Best Sit Ups
December 7, 2009 by admin
Filed under Health and Fitness
Sit ups are exercises meant to stimulate the upper, lower and oblique abdominal muscles, depending on how they are performed. The best sit ups lead to a superior abdominal strength but results come after consistent training. All beginners start sit ups by lying down on the floor with the hands at the back of the head, lifting up from the floor and lowering down again in repeated moves. At first, the movement seems difficult, but with practice you get used to it; then, it’s time to increase the difficulty.
The ab exercises need to get more difficult as the body training progresses. The best sit ups for an intermediate level may be performed on a Swiss ball or an incline bench. The difficulty could also be increased by putting a weight on the chest while exercising. Once you no longer have problems performing an exercise, you need to move on the superior training level. Use heavier weights or change the legs position when performing the sit ups. You’ll see for yourself how hard it becomes to do the sit ups with the legs lifted in the air.
Pedaling is also possible while doing sit ups, but the advanced will handle such exercises most of the times. The best sit ups for superior training levels include leg movement with the left knee touching the right elbow and the right knee the left elbow, while you keep the hands behind your head. There are a few tricks and tips designed to boost the efficiency of the best sit ups. For instance, the training improves if you keep the abdominal muscles tight while sitting up. Once you get in the maximum raised position you should hold it for a second before bringing the torso back on the ground.
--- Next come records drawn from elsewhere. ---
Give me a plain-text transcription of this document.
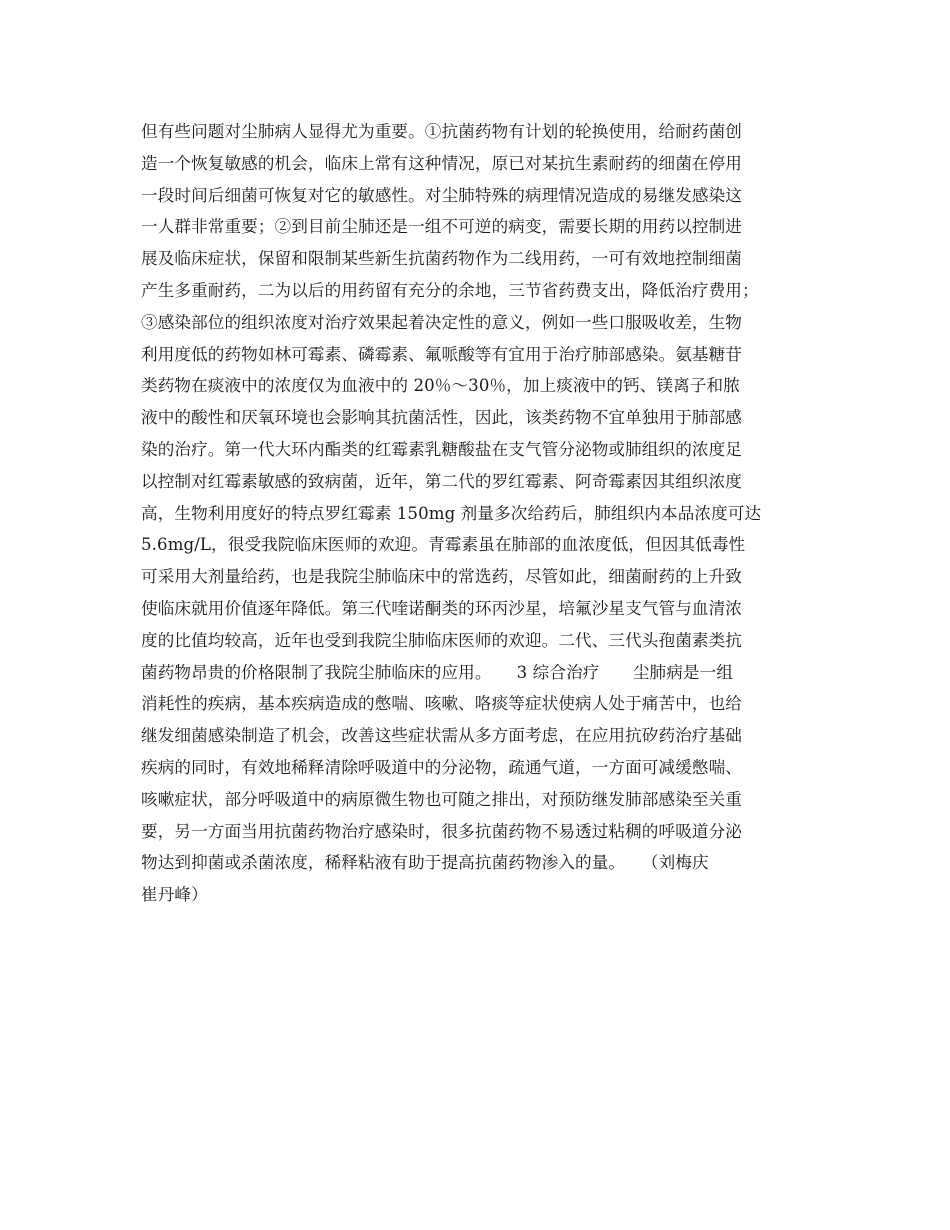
但有些问题对尘肺病人显得尤为重要。①抗菌药物有计划的轮换使用，给耐药菌创
造一个恢复敏感的机会，临床上常有这种情况，原已对某抗生素耐药的细菌在停用
一段时间后细菌可恢复对它的敏感性。对尘肺特殊的病理情况造成的易继发感染这
一人群非常重要；②到目前尘肺还是一组不可逆的病变，需要长期的用药以控制进
展及临床症状，保留和限制某些新生抗菌药物作为二线用药，一可有效地控制细菌
产生多重耐药，二为以后的用药留有充分的余地，三节省药费支出，降低治疗费用；
③感染部位的组织浓度对治疗效果起着决定性的意义，例如一些口服吸收差，生物
利用度低的药物如林可霉素、磷霉素、氟哌酸等有宜用于治疗肺部感染。氨基糖苷
类药物在痰液中的浓度仅为血液中的 20％～30％，加上痰液中的钙、镁离子和脓
液中的酸性和厌氧环境也会影响其抗菌活性，因此，该类药物不宜单独用于肺部感
染的治疗。第一代大环内酯类的红霉素乳糖酸盐在支气管分泌物或肺组织的浓度足
以控制对红霉素敏感的致病菌，近年，第二代的罗红霉素、阿奇霉素因其组织浓度
高，生物利用度好的特点罗红霉素 150mg 剂量多次给药后，肺组织内本品浓度可达
5.6mg/L，很受我院临床医师的欢迎。青霉素虽在肺部的血浓度低，但因其低毒性
可采用大剂量给药，也是我院尘肺临床中的常选药，尽管如此，细菌耐药的上升致
使临床就用价值逐年降低。第三代喹诺酮类的环丙沙星，培氟沙星支气管与血清浓
度的比值均较高，近年也受到我院尘肺临床医师的欢迎。二代、三代头孢菌素类抗
菌药物昂贵的价格限制了我院尘肺临床的应用。　　3 综合治疗　　尘肺病是一组
消耗性的疾病，基本疾病造成的憋喘、咳嗽、咯痰等症状使病人处于痛苦中，也给
继发细菌感染制造了机会，改善这些症状需从多方面考虑，在应用抗矽药治疗基础
疾病的同时，有效地稀释清除呼吸道中的分泌物，疏通气道，一方面可减缓憋喘、
咳嗽症状，部分呼吸道中的病原微生物也可随之排出，对预防继发肺部感染至关重
要，另一方面当用抗菌药物治疗感染时，很多抗菌药物不易透过粘稠的呼吸道分泌
物达到抑菌或杀菌浓度，稀释粘液有助于提高抗菌药物渗入的量。　　（刘梅庆
崔丹峰）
Watch the hands position. The exercises are easier when you hold them behind the head, but the best sit up are those that are performed without any head support. From behind the head, you can move the hands to the sides, then on the chest and finally on the sides when the time is right. The sit ups can further be combined with twisting crunches in order to train the obliques or the waist muscles too. After you lift the shoulder blades make a twist to the side instead of bringing the torso to a vertical position. All the abdominal muscles can thus be worked at once.